Care minister Paul Burstow has slammed primary care trusts for failing carers after a survey revealed more than 90% had failed to produce plans on spending their share of an additional £400m of government cash for carers’ breaks.
A survey by the Princess Royal Trust for Carers (PRTC) and Crossroads Care found that only 9% of PCTs had produced revised carers’ plans and budgets for 2011-12 in partnership with councils, as required by the government’s NHS Operating Framework.
The requirement, issued in November, was designed to ensure that PCTs accounted for £400m in funding for breaks from 2011-15. In the past, money earmarked for carers’ services has not been spent as desired.
Care services minister Paul Burstow said of the survey finding: “It is unacceptable if PCTs are not meeting their responsibilities as set out in the this year’s NHS Operating Framework, which states that PCTs must pool budgets with local authorities to provide carers’ breaks.”
The survey found:
• 12% would not be publishing budgets and plans for carers in 2011-12.
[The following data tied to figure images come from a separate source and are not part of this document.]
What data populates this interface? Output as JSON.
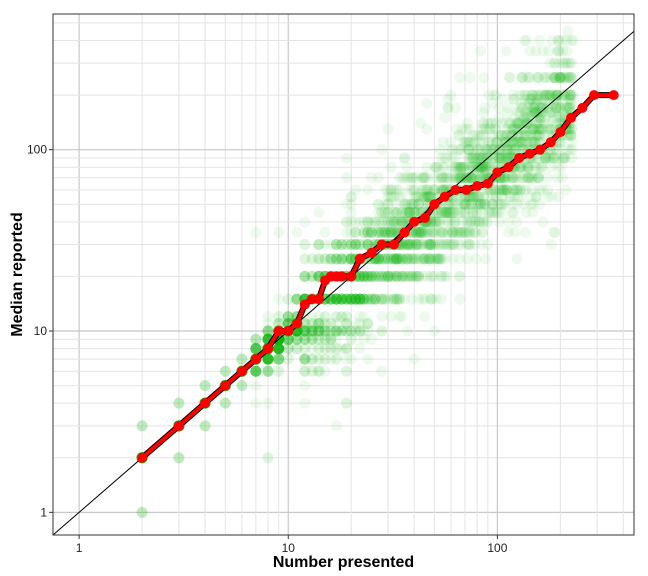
{
  "chart_data": {
    "type": "scatter",
    "title": "",
    "xlabel": "Number presented",
    "ylabel": "Median reported",
    "x_scale": "log10",
    "y_scale": "log10",
    "xlim": [
      0.75,
      450
    ],
    "ylim": [
      0.75,
      560
    ],
    "x_ticks": [
      {
        "value": 1,
        "label": "1"
      },
      {
        "value": 10,
        "label": "10"
      },
      {
        "value": 100,
        "label": "100"
      }
    ],
    "y_ticks": [
      {
        "value": 1,
        "label": "1"
      },
      {
        "value": 10,
        "label": "10"
      },
      {
        "value": 100,
        "label": "100"
      }
    ],
    "grid": true,
    "legend": "none",
    "colors": {
      "points": "#11bb11",
      "median_line": "#ff0000",
      "reference_line": "#000000",
      "grid_major": "#c8c8c8",
      "grid_minor": "#e4e4e4"
    },
    "reference_line": {
      "type": "identity",
      "x": [
        0.75,
        450
      ],
      "y": [
        0.75,
        450
      ]
    },
    "series": [
      {
        "kind": "median_line",
        "x": [
          2,
          3,
          4,
          5,
          6,
          7,
          8,
          9,
          10,
          11,
          12,
          13,
          14,
          15,
          16,
          17,
          18,
          20,
          22,
          25,
          28,
          32,
          36,
          40,
          45,
          50,
          56,
          63,
          71,
          80,
          90,
          100,
          113,
          127,
          143,
          160,
          180,
          200,
          225,
          255,
          290,
          360
        ],
        "y": [
          2,
          3,
          4,
          5,
          6,
          7,
          8,
          10,
          10,
          11,
          14,
          15,
          15,
          19,
          20,
          20,
          20,
          20,
          25,
          27,
          30,
          30,
          35,
          40,
          42,
          50,
          55,
          60,
          60,
          63,
          65,
          75,
          80,
          90,
          95,
          100,
          110,
          125,
          150,
          170,
          200,
          200
        ]
      }
    ]
  }
}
• 25% had published plans and budgets for this period but had not been revised them since the £400m of funding was announced.
• 54% said they intended to publish revised plans, with publication dates ranging from July 2011 to March 2012.
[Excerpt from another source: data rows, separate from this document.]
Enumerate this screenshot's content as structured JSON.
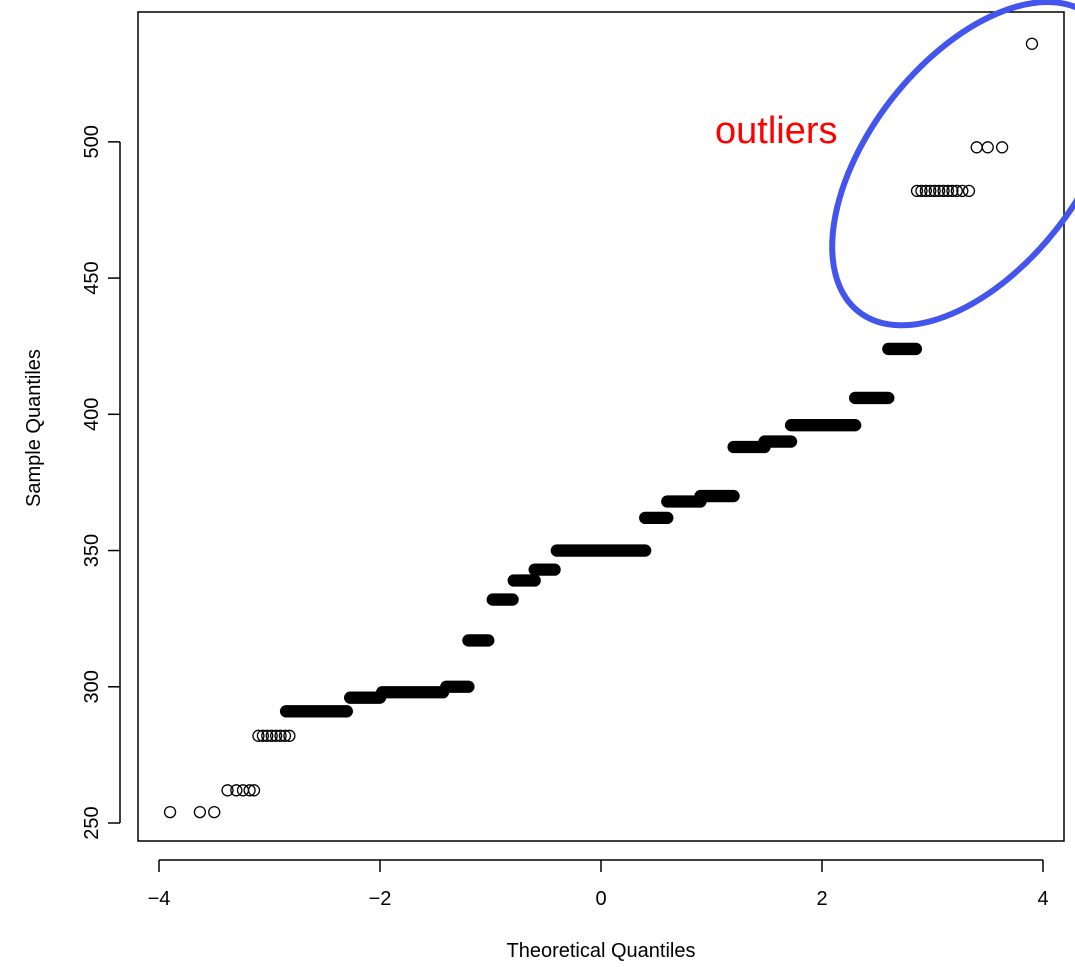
{
  "chart_data": {
    "type": "scatter",
    "title": "",
    "xlabel": "Theoretical Quantiles",
    "ylabel": "Sample Quantiles",
    "xlim": [
      -4.2,
      4.2
    ],
    "ylim": [
      243,
      541
    ],
    "x_ticks": [
      -4,
      -2,
      0,
      2,
      4
    ],
    "x_tick_labels": [
      "−4",
      "−2",
      "0",
      "2",
      "4"
    ],
    "y_ticks": [
      250,
      300,
      350,
      400,
      450,
      500
    ],
    "y_tick_labels": [
      "250",
      "300",
      "350",
      "400",
      "450",
      "500"
    ],
    "grid": false,
    "legend": "none",
    "marker": "open-circle",
    "point_color": "#000000",
    "points": [
      {
        "x": -3.9,
        "y": 254
      },
      {
        "x": -3.63,
        "y": 254
      },
      {
        "x": -3.5,
        "y": 254
      },
      {
        "x": -3.38,
        "y": 262
      },
      {
        "x": -3.3,
        "y": 262
      },
      {
        "x": -3.24,
        "y": 262
      },
      {
        "x": -3.18,
        "y": 262
      },
      {
        "x": -3.14,
        "y": 262
      },
      {
        "x": -3.1,
        "y": 282
      },
      {
        "x": -3.06,
        "y": 282
      },
      {
        "x": -3.02,
        "y": 282
      },
      {
        "x": -2.98,
        "y": 282
      },
      {
        "x": -2.94,
        "y": 282
      },
      {
        "x": -2.9,
        "y": 282
      },
      {
        "x": -2.86,
        "y": 282
      },
      {
        "x": -2.82,
        "y": 282
      },
      {
        "x": 2.86,
        "y": 482
      },
      {
        "x": 2.9,
        "y": 482
      },
      {
        "x": 2.94,
        "y": 482
      },
      {
        "x": 2.98,
        "y": 482
      },
      {
        "x": 3.02,
        "y": 482
      },
      {
        "x": 3.06,
        "y": 482
      },
      {
        "x": 3.1,
        "y": 482
      },
      {
        "x": 3.14,
        "y": 482
      },
      {
        "x": 3.18,
        "y": 482
      },
      {
        "x": 3.22,
        "y": 482
      },
      {
        "x": 3.27,
        "y": 482
      },
      {
        "x": 3.33,
        "y": 482
      },
      {
        "x": 3.4,
        "y": 498
      },
      {
        "x": 3.5,
        "y": 498
      },
      {
        "x": 3.63,
        "y": 498
      },
      {
        "x": 3.9,
        "y": 536
      }
    ],
    "dense_runs": [
      {
        "x_start": -2.85,
        "x_end": -2.3,
        "y": 291
      },
      {
        "x_start": -2.27,
        "x_end": -2.0,
        "y": 296
      },
      {
        "x_start": -1.98,
        "x_end": -1.43,
        "y": 298
      },
      {
        "x_start": -1.4,
        "x_end": -1.2,
        "y": 300
      },
      {
        "x_start": -1.2,
        "x_end": -1.02,
        "y": 317
      },
      {
        "x_start": -0.98,
        "x_end": -0.8,
        "y": 332
      },
      {
        "x_start": -0.79,
        "x_end": -0.6,
        "y": 339
      },
      {
        "x_start": -0.6,
        "x_end": -0.42,
        "y": 343
      },
      {
        "x_start": -0.4,
        "x_end": 0.4,
        "y": 350
      },
      {
        "x_start": 0.4,
        "x_end": 0.6,
        "y": 362
      },
      {
        "x_start": 0.6,
        "x_end": 0.9,
        "y": 368
      },
      {
        "x_start": 0.9,
        "x_end": 1.2,
        "y": 370
      },
      {
        "x_start": 1.2,
        "x_end": 1.48,
        "y": 388
      },
      {
        "x_start": 1.48,
        "x_end": 1.72,
        "y": 390
      },
      {
        "x_start": 1.72,
        "x_end": 2.3,
        "y": 396
      },
      {
        "x_start": 2.3,
        "x_end": 2.6,
        "y": 406
      },
      {
        "x_start": 2.6,
        "x_end": 2.85,
        "y": 424
      }
    ],
    "annotations": [
      {
        "text": "outliers",
        "x": 0.5,
        "y": 504,
        "color": "#ff0000"
      }
    ],
    "highlight_ellipse": {
      "cx": 3.38,
      "cy": 492,
      "rx": 0.95,
      "ry": 69,
      "rotation_deg": 38,
      "color": "#4455ee"
    }
  }
}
The PRTC said the government needed to step in to ensure the money reached carers and force them to publish updated plans by October 2011. Previous research by the charities found that, of the £150m for carers’ breaks given to PCTs between 2009 and 2011, only a quarter was spent on carers.
Liz Fenton, chief executive of the PRTC, said the government needed to publish how much money had gone to each PCT for 2011-15, so that they could be held to account by local groups.
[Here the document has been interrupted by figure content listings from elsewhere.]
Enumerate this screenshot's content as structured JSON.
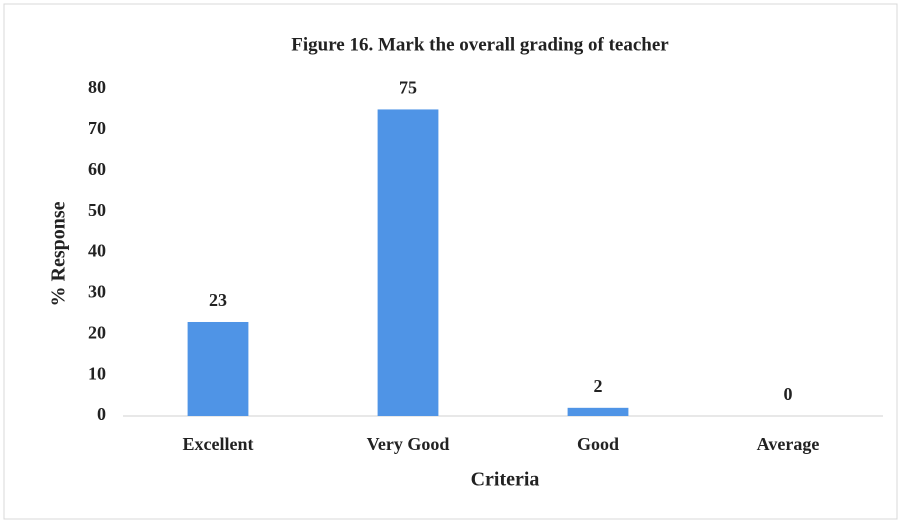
{
  "chart_data": {
    "type": "bar",
    "title": "Figure 16.  Mark the overall grading of teacher",
    "x_label": "Criteria",
    "y_label": "% Response",
    "categories": [
      "Excellent",
      "Very Good",
      "Good",
      "Average"
    ],
    "values": [
      23,
      75,
      2,
      0
    ],
    "color": "#4f94e6",
    "ylim": [
      0,
      80
    ],
    "yticks": [
      0,
      10,
      20,
      30,
      40,
      50,
      60,
      70,
      80
    ],
    "grid": false
  }
}
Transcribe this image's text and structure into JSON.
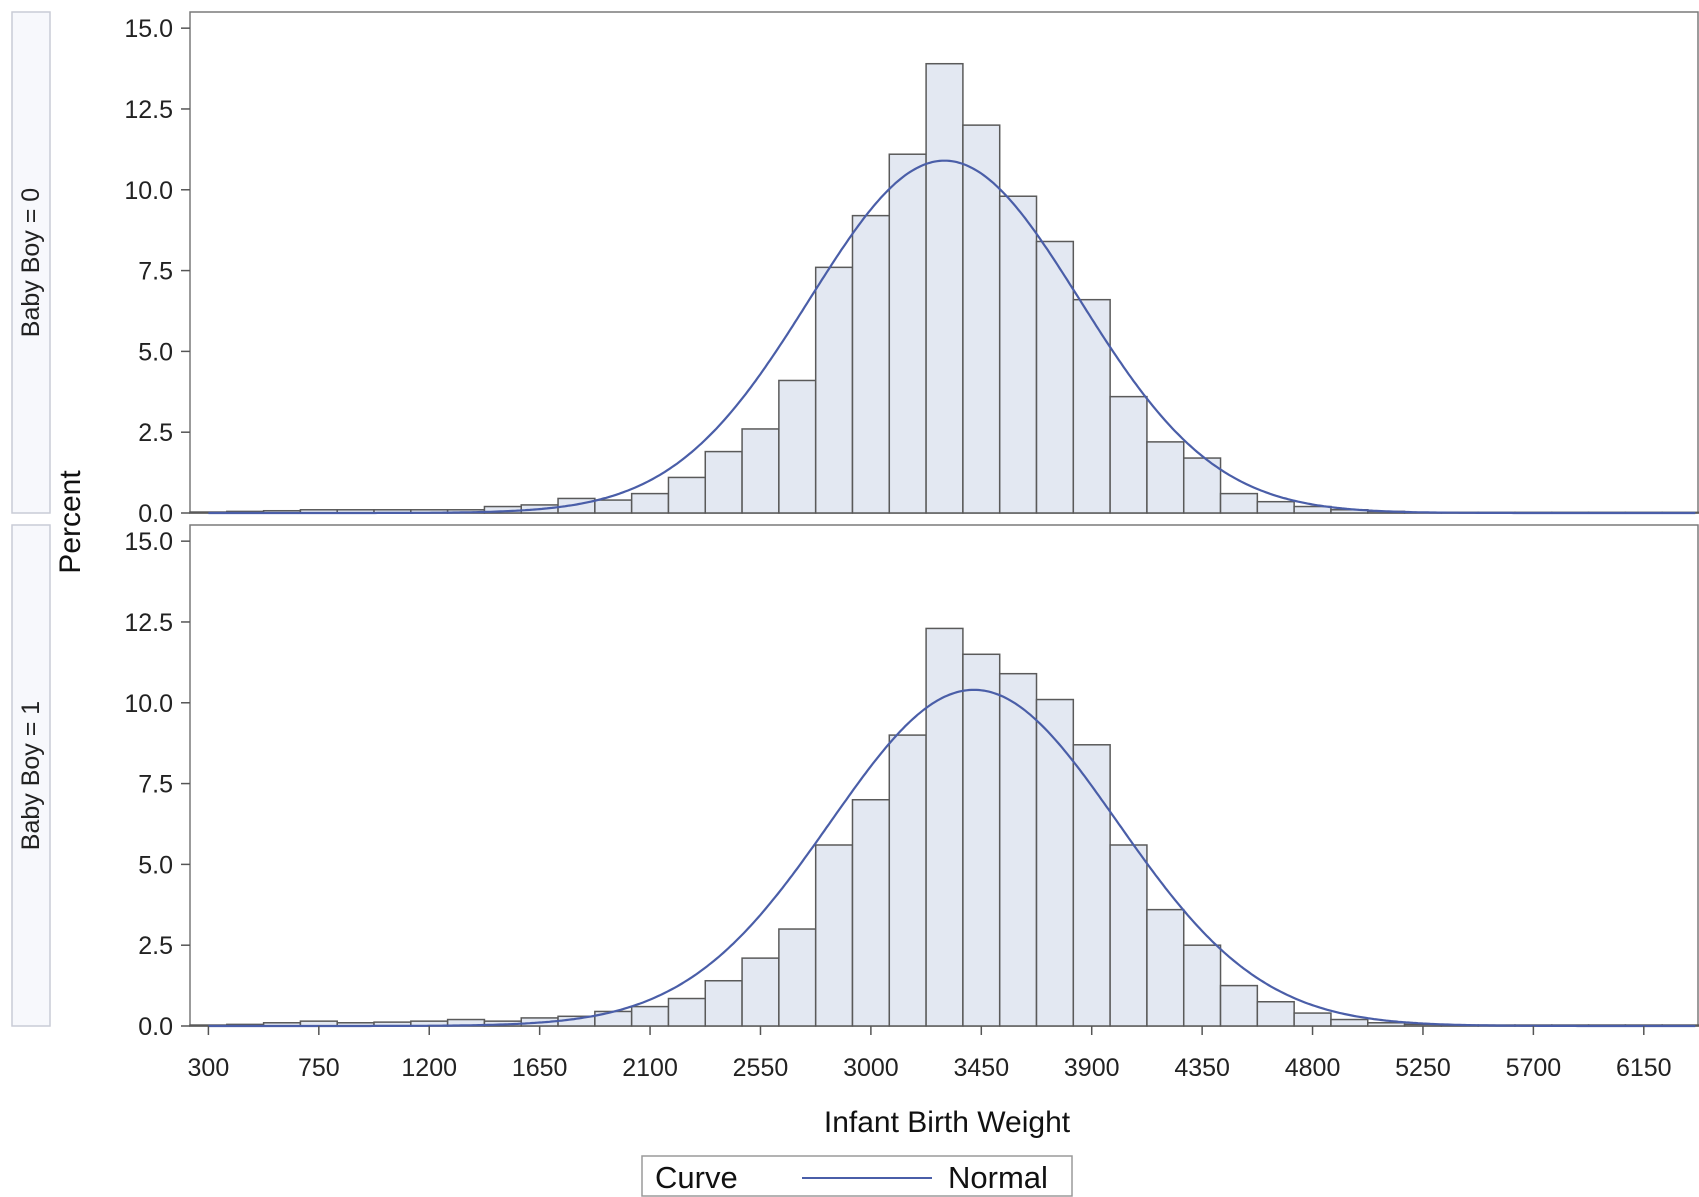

“Previous governments have moved toward decentralisation and the current government has continued with that, but for that to work people need the information,” she said.
Burstow echoed Fenton’s comments: “PCTs must ensure plans for carers’ services are made available to local people so that they can hold their organisations to account for delivery. I expect every PCT to deliver on these requirements.”
The PRTC also found that it was questionable how many PCTs had followed government guidance to produce carers’ plans with local carers’ groups.
While 82% of the 112 PCTs surveyed said they had involved carers’ groups in the production of plans, including those yet to be published, only 40% of local carers’ groups said they had been involved.